Dualarımızın kabul edilmesi için:
İtikadımızı düzeltelim ve bid'atlerden arınalım.
Haram yemeyelim,
Ribaya bulaşmayalım,
Büyük günahları küstahça, utanmazca ve açıkça işlemeyelim,
Kul hakkı yemeyelim,
Saçı bitmedik yetimlerin haklarını yemeyelim,
Beytülmali hortumlamayalım,
Rüşvet almayalım,
Yolsuzluk yapmayalım,
Din sömürüsü yapmayalım,
Müstaqim=doğru ve dürüst Müslümanlar olalım.
Cenab-ı Hak, kendilerinden razı olduğu salih, seçkin, veli kullarının dualarını üzerimize sâyeban (gölgelik) eylesin. Resulullah Efendimiz (Salat ve selam olsun ona) biz Ümmetine, Kıyamete kadar sürecek hayırlı dualar etmiştir.

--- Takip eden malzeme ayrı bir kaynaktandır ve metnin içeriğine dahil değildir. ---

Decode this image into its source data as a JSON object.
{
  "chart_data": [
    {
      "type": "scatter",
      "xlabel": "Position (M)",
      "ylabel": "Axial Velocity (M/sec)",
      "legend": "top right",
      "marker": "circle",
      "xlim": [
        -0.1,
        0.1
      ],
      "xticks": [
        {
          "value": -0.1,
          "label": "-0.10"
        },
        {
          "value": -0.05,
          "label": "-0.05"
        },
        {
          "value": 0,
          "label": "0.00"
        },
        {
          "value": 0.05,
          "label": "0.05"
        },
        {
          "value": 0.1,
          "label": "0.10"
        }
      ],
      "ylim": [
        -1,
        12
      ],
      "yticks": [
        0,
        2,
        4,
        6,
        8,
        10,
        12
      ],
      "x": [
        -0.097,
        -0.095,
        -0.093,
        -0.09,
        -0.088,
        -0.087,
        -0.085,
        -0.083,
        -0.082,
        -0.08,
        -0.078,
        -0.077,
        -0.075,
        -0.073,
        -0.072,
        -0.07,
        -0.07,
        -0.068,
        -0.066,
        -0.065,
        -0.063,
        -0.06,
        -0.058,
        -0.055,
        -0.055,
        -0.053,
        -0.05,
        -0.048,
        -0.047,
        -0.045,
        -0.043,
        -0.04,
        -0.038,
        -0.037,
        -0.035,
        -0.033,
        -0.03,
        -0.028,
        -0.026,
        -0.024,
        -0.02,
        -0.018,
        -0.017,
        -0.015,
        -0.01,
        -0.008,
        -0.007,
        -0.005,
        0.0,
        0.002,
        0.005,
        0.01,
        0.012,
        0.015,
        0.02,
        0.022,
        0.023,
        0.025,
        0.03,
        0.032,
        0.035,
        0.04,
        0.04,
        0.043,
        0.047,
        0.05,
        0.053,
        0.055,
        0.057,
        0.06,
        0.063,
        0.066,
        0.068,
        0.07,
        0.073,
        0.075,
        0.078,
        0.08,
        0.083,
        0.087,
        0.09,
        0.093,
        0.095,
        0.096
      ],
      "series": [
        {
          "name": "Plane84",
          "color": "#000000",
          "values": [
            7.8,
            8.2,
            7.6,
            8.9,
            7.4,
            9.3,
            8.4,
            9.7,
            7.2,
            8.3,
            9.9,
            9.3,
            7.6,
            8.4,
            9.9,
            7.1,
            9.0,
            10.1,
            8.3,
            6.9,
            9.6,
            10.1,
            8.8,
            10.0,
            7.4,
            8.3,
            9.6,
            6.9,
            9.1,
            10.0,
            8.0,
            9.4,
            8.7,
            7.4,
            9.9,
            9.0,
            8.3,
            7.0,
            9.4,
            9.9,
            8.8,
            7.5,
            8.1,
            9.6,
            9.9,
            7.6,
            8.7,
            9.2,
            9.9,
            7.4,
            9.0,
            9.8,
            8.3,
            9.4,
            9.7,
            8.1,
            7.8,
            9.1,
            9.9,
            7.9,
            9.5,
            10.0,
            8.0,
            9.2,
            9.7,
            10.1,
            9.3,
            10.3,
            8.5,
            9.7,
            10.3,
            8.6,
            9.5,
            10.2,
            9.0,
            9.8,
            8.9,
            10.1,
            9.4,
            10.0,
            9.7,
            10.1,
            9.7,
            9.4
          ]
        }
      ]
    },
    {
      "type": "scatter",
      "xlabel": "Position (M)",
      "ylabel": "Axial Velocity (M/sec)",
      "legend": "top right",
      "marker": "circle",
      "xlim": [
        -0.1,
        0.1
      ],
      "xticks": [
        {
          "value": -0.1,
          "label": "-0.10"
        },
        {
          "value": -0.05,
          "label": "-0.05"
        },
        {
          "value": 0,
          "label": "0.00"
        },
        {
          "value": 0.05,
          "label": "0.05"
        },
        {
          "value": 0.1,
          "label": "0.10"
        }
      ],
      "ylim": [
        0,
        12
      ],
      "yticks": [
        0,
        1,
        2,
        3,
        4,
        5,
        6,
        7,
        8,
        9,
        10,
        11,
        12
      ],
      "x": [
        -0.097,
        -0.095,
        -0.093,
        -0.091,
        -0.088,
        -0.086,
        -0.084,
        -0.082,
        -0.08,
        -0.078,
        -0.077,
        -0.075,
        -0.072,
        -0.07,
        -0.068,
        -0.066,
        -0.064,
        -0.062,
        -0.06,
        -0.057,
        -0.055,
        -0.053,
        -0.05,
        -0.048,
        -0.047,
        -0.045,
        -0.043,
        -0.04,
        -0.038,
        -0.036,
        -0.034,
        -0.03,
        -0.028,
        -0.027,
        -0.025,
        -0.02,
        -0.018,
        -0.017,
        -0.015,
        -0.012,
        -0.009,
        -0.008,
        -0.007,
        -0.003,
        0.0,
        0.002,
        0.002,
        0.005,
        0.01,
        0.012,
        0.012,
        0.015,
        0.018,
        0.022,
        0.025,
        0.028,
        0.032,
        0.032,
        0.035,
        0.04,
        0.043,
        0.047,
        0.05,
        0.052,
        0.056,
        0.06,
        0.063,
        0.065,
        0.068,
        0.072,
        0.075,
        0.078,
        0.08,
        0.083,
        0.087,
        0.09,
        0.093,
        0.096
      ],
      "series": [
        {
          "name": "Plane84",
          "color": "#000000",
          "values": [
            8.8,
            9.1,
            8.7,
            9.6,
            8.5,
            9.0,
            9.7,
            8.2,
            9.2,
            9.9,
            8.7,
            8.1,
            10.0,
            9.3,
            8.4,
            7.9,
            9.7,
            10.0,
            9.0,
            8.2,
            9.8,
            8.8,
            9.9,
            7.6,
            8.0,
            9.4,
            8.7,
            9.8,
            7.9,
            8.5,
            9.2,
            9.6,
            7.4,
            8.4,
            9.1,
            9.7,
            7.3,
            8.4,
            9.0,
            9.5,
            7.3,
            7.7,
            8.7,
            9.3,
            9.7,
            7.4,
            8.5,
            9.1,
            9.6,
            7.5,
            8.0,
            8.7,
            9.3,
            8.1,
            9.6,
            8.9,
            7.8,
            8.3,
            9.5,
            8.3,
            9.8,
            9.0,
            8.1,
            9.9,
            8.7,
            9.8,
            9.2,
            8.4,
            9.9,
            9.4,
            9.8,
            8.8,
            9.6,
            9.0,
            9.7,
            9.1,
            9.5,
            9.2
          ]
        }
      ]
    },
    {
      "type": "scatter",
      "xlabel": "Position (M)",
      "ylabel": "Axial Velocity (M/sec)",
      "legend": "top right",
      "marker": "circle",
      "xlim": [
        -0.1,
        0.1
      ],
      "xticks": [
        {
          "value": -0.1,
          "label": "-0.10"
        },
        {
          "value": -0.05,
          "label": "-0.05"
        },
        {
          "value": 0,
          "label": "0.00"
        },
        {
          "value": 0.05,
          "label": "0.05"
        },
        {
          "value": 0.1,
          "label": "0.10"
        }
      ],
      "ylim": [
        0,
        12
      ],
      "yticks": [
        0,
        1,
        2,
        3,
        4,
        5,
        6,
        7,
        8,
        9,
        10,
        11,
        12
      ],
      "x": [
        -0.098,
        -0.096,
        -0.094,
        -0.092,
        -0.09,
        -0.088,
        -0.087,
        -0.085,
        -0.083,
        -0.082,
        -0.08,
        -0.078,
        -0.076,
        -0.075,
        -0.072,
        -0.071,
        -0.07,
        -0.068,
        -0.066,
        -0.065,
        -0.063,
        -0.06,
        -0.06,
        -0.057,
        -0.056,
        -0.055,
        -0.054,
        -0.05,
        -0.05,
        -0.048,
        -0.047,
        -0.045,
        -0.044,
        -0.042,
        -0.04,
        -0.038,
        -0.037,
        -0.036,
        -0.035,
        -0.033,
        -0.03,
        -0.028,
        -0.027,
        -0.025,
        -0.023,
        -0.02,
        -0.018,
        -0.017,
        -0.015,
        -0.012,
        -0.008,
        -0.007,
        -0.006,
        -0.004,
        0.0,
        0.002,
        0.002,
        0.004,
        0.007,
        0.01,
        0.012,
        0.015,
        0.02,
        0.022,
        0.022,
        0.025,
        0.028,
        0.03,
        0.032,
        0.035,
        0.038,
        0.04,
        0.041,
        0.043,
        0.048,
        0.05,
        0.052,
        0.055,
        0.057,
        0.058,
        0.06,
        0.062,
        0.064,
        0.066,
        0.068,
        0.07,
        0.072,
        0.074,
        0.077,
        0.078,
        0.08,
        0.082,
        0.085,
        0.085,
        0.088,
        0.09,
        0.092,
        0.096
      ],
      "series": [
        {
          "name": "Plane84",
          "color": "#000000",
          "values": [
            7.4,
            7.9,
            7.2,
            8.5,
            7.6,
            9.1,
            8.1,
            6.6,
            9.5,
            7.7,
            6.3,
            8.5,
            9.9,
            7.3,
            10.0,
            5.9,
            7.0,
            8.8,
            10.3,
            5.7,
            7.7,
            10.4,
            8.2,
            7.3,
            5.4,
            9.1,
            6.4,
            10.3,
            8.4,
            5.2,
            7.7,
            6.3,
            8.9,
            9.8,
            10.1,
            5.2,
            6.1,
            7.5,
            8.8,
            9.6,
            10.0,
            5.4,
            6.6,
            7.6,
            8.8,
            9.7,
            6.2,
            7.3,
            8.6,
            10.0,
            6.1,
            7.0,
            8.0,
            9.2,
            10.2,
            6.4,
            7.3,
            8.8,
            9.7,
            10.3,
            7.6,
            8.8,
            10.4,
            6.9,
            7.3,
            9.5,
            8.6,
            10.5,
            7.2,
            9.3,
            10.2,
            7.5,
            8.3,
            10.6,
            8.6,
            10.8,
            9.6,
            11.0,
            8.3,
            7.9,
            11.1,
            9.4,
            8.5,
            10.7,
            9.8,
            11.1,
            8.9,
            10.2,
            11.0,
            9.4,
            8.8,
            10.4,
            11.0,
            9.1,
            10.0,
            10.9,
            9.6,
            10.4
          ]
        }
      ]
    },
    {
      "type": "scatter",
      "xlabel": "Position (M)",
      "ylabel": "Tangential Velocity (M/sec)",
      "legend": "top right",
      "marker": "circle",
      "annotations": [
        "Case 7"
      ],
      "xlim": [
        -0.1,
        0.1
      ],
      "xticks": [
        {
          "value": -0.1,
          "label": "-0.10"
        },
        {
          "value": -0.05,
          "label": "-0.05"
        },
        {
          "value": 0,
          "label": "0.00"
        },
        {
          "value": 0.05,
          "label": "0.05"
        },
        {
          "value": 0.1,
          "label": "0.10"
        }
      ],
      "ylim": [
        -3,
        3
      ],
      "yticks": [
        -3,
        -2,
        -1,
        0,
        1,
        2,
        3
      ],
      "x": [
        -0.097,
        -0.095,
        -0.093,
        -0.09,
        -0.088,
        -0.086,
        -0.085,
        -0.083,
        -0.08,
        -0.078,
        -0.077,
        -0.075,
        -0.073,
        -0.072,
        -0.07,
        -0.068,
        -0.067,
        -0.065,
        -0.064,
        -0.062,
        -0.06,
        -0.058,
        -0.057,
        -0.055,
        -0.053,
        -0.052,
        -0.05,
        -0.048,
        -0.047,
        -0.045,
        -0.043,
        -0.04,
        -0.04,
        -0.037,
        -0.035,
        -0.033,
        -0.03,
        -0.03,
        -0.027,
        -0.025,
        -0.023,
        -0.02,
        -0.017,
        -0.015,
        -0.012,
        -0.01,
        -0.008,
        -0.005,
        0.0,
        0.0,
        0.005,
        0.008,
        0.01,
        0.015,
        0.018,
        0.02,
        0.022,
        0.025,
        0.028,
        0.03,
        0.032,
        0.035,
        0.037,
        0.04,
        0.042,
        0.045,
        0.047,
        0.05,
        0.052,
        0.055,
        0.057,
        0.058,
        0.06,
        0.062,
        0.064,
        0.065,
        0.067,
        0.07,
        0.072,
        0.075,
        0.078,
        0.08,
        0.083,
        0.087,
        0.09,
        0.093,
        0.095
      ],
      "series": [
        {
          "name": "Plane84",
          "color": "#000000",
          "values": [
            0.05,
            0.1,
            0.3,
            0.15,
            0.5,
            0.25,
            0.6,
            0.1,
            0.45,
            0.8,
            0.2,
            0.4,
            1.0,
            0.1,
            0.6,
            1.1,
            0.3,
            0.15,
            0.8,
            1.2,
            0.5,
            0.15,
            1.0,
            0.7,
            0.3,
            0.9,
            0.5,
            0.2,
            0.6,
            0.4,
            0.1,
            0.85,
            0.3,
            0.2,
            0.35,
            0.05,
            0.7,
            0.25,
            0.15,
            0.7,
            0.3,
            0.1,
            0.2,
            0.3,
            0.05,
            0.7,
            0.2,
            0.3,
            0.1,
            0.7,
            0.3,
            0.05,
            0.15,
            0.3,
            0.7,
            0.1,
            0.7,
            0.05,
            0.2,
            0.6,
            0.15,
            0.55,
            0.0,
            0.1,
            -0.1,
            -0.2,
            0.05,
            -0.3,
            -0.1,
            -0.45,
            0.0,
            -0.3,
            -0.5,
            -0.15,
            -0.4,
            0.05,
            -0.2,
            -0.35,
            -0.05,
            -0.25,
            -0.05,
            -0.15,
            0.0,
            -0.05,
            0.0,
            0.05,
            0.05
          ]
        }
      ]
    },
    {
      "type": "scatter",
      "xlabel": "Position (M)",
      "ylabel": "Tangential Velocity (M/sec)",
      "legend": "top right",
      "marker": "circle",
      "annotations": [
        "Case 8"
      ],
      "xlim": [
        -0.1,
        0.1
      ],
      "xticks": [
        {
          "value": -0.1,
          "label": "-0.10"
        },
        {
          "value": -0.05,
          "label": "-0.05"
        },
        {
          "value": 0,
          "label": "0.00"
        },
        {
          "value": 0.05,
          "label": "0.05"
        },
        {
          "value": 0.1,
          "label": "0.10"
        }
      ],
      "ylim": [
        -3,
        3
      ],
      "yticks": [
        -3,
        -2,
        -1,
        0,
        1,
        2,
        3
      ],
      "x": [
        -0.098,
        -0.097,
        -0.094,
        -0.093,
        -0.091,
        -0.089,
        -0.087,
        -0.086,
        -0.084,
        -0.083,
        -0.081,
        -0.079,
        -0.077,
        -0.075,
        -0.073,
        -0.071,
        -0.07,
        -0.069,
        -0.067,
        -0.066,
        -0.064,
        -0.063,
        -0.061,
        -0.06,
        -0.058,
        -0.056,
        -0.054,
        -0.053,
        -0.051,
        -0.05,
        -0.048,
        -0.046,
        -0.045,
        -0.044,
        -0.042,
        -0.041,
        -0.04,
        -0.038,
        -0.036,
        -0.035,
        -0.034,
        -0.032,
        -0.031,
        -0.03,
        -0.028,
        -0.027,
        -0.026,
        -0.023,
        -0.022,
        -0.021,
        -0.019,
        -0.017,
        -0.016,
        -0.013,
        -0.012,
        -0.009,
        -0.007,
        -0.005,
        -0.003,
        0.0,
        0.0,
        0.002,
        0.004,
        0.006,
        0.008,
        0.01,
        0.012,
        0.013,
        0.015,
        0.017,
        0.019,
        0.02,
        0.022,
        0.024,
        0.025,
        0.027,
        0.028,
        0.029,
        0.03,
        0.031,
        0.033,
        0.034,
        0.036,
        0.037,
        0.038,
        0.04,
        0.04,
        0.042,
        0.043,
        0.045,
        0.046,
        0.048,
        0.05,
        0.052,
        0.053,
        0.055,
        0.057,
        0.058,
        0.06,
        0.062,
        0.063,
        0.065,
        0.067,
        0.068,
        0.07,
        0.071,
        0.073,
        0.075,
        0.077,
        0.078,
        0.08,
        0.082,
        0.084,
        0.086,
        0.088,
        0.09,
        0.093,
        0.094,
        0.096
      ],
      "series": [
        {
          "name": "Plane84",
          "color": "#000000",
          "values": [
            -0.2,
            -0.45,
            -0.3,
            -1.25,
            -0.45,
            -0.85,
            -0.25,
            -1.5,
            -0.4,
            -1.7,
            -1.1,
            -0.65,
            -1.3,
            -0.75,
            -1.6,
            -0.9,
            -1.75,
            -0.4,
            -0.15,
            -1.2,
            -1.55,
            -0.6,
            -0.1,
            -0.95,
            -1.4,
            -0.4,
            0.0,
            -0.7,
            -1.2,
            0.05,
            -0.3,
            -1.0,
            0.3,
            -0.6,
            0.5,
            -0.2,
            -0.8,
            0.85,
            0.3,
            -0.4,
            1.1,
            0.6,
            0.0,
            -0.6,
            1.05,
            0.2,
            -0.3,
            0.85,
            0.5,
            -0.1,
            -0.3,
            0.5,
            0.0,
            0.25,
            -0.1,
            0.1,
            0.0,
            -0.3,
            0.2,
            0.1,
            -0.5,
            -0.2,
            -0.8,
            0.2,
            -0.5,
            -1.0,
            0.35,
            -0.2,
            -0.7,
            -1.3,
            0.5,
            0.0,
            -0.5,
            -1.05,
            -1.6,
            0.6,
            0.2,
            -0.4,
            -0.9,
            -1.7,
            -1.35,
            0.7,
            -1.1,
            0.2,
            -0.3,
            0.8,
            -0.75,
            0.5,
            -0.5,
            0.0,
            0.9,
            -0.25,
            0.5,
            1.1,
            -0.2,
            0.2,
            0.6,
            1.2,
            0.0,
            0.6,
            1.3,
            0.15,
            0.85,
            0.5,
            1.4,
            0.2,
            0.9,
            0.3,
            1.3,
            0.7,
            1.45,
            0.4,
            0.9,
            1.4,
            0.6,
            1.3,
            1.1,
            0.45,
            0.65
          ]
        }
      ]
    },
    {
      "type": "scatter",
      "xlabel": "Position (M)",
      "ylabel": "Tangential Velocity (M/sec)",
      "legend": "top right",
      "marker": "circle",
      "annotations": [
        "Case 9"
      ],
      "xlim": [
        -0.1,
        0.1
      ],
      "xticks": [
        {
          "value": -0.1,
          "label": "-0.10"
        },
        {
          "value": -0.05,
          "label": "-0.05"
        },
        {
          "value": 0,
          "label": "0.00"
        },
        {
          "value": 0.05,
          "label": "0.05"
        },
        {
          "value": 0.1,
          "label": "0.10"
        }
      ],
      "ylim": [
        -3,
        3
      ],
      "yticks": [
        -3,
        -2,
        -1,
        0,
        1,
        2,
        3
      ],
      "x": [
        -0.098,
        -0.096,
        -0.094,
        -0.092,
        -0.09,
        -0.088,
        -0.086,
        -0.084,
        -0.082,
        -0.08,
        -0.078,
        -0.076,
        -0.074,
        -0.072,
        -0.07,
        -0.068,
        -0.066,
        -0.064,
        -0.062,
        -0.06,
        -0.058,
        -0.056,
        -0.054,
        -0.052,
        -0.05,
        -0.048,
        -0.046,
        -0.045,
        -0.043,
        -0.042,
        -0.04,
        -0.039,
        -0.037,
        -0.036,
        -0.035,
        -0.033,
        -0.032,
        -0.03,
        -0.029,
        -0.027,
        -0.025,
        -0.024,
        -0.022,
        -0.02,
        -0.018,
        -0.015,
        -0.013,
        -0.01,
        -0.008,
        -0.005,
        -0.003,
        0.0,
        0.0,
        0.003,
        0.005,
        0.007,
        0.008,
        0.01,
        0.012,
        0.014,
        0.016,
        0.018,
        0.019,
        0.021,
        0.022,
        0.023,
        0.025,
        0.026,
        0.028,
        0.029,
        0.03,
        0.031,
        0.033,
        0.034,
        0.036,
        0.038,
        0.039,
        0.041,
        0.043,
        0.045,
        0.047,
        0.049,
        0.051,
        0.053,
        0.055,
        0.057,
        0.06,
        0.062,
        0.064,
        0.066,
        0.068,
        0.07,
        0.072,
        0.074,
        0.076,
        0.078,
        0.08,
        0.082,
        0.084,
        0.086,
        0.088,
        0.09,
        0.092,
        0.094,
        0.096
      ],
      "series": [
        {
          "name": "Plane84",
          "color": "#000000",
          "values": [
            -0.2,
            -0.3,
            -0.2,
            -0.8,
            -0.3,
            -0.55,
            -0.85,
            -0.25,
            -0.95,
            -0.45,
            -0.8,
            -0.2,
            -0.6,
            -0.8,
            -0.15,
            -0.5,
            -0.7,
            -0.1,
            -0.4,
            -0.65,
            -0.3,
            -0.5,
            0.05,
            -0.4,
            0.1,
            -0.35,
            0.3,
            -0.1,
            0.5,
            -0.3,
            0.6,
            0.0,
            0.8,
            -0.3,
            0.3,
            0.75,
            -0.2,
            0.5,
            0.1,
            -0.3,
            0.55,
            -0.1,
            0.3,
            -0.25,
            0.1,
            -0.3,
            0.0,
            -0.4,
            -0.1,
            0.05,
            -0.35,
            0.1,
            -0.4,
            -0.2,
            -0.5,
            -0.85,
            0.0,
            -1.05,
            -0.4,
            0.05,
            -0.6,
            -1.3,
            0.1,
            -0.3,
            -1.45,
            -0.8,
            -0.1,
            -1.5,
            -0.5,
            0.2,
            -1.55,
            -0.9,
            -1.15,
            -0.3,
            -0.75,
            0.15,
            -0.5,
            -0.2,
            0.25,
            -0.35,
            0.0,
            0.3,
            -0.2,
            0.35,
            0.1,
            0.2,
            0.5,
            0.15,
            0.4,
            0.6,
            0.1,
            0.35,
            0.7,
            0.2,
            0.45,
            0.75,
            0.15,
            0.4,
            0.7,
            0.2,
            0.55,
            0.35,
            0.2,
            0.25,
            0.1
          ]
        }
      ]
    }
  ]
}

Onun Şeriatına ve Sünnetine uyalım da bu dualardan yararlanalım inşaallah.
* (İkinci yazı)
Yirmi Sayfalık Bilgi
GEÇENLERDE bir yazıma pek öfkelenen biri mesaj göndermiş, "Bu Şevket Eygi'nin bütün bildiği yirmi sayfayı geçmez..." demişti...
Yirmi sayfa faydalı, zarurî, lüzumlu bilgi insanı kurtarmaya yeter de artar.
Yeter ki, bu bilgiler usûle (asıllara), temellere, öze ait olsun.
Birkaç sayfa sahih akaid (inanç) bilgisi, ibadetlere ait bilgiler, necata ulaştırıcı İslam ahlakına ait bilgiler, muamelat ve ahkam-ı sultaniye bilgileri, mürüvvet fütüvvet, ihlas... Dünya hayatına dair hikmet-bilgelik ilkeleri ve kaideleri...
Bir adam düşünün beyninde yirmi bin sayfa faydasız, değersiz, fasa fiso bilgi var, sanki ayaklı kütüphane. Lakin bu bilgiler onu ebedî saadet ufuklarına götürmüyor. Ne anladım ben onlardan!
Resulullah Efendimiz (Salat ve selam olsun ona) "Ya Rabbi faydasız (ve zararlı) ilimden sana sığırınım" buyurmuşlardır.
Bir Müslüman, Allahın kerem ve yardımıyla, yirmi sayfalık münci (necata götüren) bilgileri ezberleyerek ve bunları hayatına uygulayarak kurtulabilir, ebedî mutluluğa erişebilir.
Bu bilgiler Kur'andan, Sünnetten, Peygamber vârisi Rabbanî âlimlerin, fakihlerin ve kâmil mürşidlerin öğretilerinden çıkartılmış olmalıdır.
Bunlar gizli değildir.
Merhum Ömer Nasuhi Bilmen'in Büyük İslam İlmihali adlı kitabında bunların yüzde 90'ı mevcuttur. (Bazı konuları ismini zikr ettiğim kitabında işlememiştir.)
İmam-ı Gazalî hazretlerinin dört ciltlik İhyau Ulûmiddin adlı çok değerli kitabında bu bilgilerin yüzde 95'i mevcuttur.
Keşke ehliyetli ve liyakatli birileri çıksa da bu bilgileri özetlese...
Bendeniz için "Bu adam cahildir, bilip bileceği yirmi sayfayı geçmez" diyen kişiye Allah rahmetiyle muamele buyursun, bendenizi tahkir edeyim derken takdir ve tahsin eylemiş.
Keşke bu bildiğim yirmi sayfalık ıslah edici, kurtarıcı, ebedî saadete götürücü bilgileri hayatıma uygulayabilsem. Takma isimle yazmış, kim olduğunu bilmiyorum, duasını beklerim.